The question of tourism in Cotijuba, Belém - PA: changes, permanence and (co) existences in everyday ilhéu

La cuestión del turismo en Cotijuba, Belém -PA: cambios, estancias y (co) existencias en el cotidiano ilhéu

Nabila Suelly Souza Pereira
Universidade Federal do Pará (UFPA), Brasil
Maria Goretti da Costa Tavares
Universidade Federal do Pará (UFPA), Brasil
Caderno Virtual de Turismo, vol. 20, núm. 3, 2020
Universidade Federal do Rio de Janeiro

Recepção: 29 Agosto 2020

Aprovação: 03 Novembro 2020

1. INTRODUÇÃO

Das 39 ilhas de Belém, capital do estado do Pará, Cotijuba está entre as três maiores em extensão territorial[1]. Uma vez que Belém possui mais da metade de seu território composto por ilhas, estas delineiam a paisagem da cidade demonstrando sua realidade ribeirinha, pois acompanhando a característica das cidades Amazônicas tradicionais, a capital paraense nasceu às margens do rio, que se estabeleceu como via principal para o escoamento de mercadorias e relações com outros municípios (Trindade Júnior, 2008). O rio possui forte relação com o fluxo da capital, principalmente para as ilhas e outros municípios do Pará, no entanto, assumindo, também, uma nova funcionalidade, que coexiste com as características ribeirinhas e a nova temporalidade da metrópole.
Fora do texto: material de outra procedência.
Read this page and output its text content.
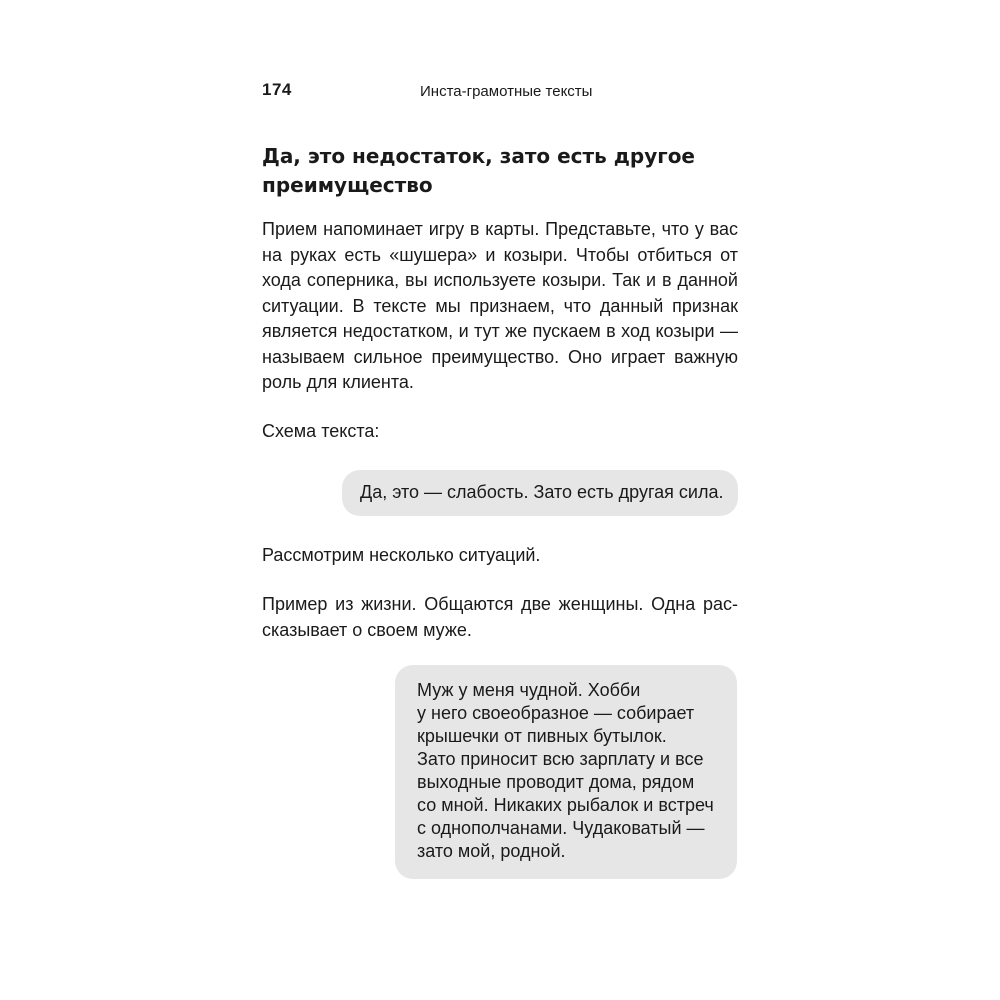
174	Инста-грамотные тексты
Да, это недостаток, зато есть другое
преимущество

Прием напоминает игру в карты. Представьте, что у вас на руках есть «шушера» и козыри. Чтобы отбиться от хода соперника, вы используете козыри. Так и в данной ситуации. В тексте мы признаем, что данный признак является недостатком, и тут же пускаем в ход козыри — называем сильное преимущество. Оно играет важную роль для клиента.

Схема текста:

Да, это — слабость. Зато есть другая сила.

Рассмотрим несколько ситуаций.

Пример из жизни. Общаются две женщины. Одна рас-сказывает о своем муже.

Муж у меня чудной. Хобби
у него своеобразное — собирает
крышечки от пивных бутылок.
Зато приносит всю зарплату и все
выходные проводит дома, рядом
со мной. Никаких рыбалок и встреч
с однополчанами. Чудаковатый —
зато мой, родной.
Atualmente, Cotijuba está voltada para funções turísticas e de lazer, como aponta Silva (2001). A ilha obteve o maior aumento populacional e de relações com a capital a partir da implantação da linha fluvial pela prefeitura de Belém, em 1994. No entanto, pode-se perceber que essa nova organização do espaço, ou (des) organização do espaço já aponta para alguns impactos causados pela crescente atividade turística e expansão do modo de vida urbano. Guerra (2007) já destacava alguns impactos causados pela ocupação urbana a ilha de Cotijuba ao afirmar que, a partir da análise dos dados coletados em sua pesquisa, pode-se apontar a redução no espelho das águas interiores, aumento das praias, desmatamento de área litorânea entre outros efeitos.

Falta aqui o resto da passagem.